Si la CFDT rappelle qu’elle s’est toujours préoccupée de l’équilibre des systèmes de protection sociale, elle maintient que la réforme globale du système de retraite doit avoir pour objectif premier la justice sociale. La conférence de financement proposée par la CFDT doit avoir pour objectif le financement à moyen et long terme du système de retraite.
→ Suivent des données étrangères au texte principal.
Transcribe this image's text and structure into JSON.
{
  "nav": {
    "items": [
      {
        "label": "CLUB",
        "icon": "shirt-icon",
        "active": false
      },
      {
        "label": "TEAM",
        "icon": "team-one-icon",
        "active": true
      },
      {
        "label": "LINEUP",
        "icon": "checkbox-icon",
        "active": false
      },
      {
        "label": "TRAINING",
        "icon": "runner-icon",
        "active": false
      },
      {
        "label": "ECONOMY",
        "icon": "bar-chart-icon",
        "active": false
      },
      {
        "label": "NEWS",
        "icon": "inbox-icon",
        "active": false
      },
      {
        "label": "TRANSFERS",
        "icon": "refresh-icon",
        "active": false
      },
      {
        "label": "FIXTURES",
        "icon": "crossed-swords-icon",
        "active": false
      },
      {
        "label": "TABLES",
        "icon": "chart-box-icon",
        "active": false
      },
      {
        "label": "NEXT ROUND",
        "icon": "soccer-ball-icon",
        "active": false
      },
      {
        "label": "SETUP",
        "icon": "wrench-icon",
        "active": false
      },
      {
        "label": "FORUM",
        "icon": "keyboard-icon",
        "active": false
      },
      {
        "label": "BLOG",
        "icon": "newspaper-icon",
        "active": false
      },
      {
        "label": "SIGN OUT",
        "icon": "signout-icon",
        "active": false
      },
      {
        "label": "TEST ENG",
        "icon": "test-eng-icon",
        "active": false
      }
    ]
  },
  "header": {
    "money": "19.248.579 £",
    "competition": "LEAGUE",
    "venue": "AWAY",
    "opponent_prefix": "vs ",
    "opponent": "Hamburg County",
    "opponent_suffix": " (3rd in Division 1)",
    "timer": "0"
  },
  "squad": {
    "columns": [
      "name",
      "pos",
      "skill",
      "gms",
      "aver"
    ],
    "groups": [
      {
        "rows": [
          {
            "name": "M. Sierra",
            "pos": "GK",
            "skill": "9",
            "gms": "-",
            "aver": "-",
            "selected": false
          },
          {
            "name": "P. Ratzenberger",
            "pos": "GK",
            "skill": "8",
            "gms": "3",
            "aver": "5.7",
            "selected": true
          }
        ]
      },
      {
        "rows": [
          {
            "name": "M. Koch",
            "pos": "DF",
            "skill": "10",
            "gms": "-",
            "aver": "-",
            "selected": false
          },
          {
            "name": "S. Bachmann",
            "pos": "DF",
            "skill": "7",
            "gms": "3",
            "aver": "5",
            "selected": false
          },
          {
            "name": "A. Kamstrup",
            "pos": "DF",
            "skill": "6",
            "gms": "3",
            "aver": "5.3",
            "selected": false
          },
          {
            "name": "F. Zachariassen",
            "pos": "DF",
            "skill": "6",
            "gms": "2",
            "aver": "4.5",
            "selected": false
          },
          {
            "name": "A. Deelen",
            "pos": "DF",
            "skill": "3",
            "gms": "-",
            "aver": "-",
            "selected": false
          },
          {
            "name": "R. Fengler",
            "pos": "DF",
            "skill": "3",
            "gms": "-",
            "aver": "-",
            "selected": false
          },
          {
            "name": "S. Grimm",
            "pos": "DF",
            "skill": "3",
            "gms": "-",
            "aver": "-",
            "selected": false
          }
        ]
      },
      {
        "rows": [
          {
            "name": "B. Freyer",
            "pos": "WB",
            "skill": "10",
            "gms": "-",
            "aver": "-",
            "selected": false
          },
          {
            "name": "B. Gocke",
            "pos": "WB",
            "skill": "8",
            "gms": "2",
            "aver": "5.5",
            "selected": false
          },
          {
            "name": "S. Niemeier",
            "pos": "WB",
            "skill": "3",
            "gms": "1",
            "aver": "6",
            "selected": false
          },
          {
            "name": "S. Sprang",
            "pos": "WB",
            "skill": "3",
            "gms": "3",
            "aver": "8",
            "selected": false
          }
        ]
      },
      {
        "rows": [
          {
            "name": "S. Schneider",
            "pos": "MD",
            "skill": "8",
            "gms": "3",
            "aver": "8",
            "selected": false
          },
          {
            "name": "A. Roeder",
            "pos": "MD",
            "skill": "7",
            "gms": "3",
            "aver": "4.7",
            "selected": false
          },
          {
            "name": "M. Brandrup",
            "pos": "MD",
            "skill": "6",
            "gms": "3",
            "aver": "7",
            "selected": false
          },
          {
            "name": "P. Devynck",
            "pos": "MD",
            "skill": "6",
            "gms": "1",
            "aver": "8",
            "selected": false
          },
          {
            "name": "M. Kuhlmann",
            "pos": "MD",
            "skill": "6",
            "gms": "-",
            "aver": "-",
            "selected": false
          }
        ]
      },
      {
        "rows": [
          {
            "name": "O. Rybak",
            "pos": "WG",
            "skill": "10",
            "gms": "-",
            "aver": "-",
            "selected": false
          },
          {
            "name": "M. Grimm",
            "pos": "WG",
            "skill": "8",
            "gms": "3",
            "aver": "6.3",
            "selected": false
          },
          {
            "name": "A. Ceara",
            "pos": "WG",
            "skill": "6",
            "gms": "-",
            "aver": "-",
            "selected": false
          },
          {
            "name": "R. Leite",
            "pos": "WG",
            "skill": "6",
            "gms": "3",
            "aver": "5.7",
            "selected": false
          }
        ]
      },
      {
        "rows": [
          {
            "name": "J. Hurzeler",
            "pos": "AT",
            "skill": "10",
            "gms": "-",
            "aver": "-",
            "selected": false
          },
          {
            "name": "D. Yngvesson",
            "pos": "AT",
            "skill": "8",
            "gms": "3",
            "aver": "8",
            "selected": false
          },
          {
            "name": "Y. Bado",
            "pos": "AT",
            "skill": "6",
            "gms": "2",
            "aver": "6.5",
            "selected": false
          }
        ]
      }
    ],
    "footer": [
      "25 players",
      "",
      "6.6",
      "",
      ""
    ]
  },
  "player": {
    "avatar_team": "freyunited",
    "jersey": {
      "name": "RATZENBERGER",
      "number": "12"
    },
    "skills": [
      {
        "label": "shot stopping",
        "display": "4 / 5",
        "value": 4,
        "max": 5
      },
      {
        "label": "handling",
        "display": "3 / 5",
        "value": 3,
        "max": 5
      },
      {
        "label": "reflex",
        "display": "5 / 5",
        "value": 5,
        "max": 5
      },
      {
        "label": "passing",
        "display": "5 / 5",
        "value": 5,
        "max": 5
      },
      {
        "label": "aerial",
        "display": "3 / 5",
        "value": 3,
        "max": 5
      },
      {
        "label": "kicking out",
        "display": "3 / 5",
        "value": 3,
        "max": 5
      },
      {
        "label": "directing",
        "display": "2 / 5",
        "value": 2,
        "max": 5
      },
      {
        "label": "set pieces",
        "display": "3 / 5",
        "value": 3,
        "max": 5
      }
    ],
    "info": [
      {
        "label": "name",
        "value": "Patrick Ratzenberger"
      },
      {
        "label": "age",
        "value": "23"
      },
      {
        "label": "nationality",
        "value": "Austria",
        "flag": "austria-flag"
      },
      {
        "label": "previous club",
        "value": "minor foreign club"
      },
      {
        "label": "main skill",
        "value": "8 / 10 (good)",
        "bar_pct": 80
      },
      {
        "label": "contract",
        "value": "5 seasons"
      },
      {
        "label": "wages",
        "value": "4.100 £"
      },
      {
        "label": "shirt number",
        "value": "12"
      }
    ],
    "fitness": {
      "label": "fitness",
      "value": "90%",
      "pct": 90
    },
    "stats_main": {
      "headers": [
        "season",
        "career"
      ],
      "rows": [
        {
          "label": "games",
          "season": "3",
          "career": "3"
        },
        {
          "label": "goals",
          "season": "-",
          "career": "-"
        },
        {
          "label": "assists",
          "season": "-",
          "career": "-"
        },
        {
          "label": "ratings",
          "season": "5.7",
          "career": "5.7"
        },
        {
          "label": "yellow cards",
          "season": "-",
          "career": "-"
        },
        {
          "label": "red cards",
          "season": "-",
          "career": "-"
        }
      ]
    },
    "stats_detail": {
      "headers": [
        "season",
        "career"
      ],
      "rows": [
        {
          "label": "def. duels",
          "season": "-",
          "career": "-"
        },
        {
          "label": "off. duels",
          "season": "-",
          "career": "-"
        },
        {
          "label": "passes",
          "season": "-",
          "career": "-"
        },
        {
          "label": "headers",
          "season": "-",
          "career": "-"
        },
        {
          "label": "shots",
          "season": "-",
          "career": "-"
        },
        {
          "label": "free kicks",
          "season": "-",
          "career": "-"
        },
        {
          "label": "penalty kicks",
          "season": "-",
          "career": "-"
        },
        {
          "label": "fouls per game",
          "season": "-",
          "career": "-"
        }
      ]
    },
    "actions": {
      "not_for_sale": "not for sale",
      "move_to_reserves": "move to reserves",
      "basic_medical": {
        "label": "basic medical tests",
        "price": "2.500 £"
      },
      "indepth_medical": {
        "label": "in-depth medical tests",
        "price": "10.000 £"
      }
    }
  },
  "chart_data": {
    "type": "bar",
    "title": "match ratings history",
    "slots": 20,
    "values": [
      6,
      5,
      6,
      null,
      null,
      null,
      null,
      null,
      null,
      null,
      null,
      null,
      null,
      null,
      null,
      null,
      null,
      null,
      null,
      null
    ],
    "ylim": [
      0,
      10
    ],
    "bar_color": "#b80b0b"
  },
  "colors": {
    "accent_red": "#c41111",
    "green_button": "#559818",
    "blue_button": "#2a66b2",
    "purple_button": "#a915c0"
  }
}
Elle doit pour cela aborder l’ensemble des leviers d’action, sans que la loi n’en impose un par avance.

Fidèle à sa conception du dialogue social, la CFDT va donc s’engager avec détermination dans cette nouvelle phase de concertation. Trop d’éléments insuffisants ou flous doivent être précisés ou tranchés. La CFDT revendique des avancées sur :
une meilleure prise en compte de la pénibilité vécue par les travailleurs (manutentions manuelles de charges lourdes, postures pénibles, risques chimiques et vibrations mécaniques),
l’emploi des séniors pour un maintien adapté dans l’emploi,
la sécurisation des transitions dans les fonctions publiques,
la retraite progressive pour une transition douce des fins de carrière,
une augmentation plus importante du minimum de pension,
– et un Compte Epargne Temps Universel pour aménager son temps de travail tout au long de la vie.

Pour la CFDT, les voies de discussion avec le gouvernement existent mais sont étroites. Dans la mesure où l’âge pivot figure dans le projet de loi et où les éléments de progrès social restent très insuffisants, la CFDT appelle l’ensemble de ses adhérents et militants à maintenir la pression sur le gouvernement et à :
– relayer la pétition appelant au retrait de l’âge pivot, http://chng.it/yZ9x9Nq4W6
– interpeller les parlementaires sur tout le territoire,
– mener des actions de sensibilisation auprès des citoyens et travailleurs cette semaine et se mobiliser dans les territoires le samedi 11 janvier sur les revendications de la CFDT.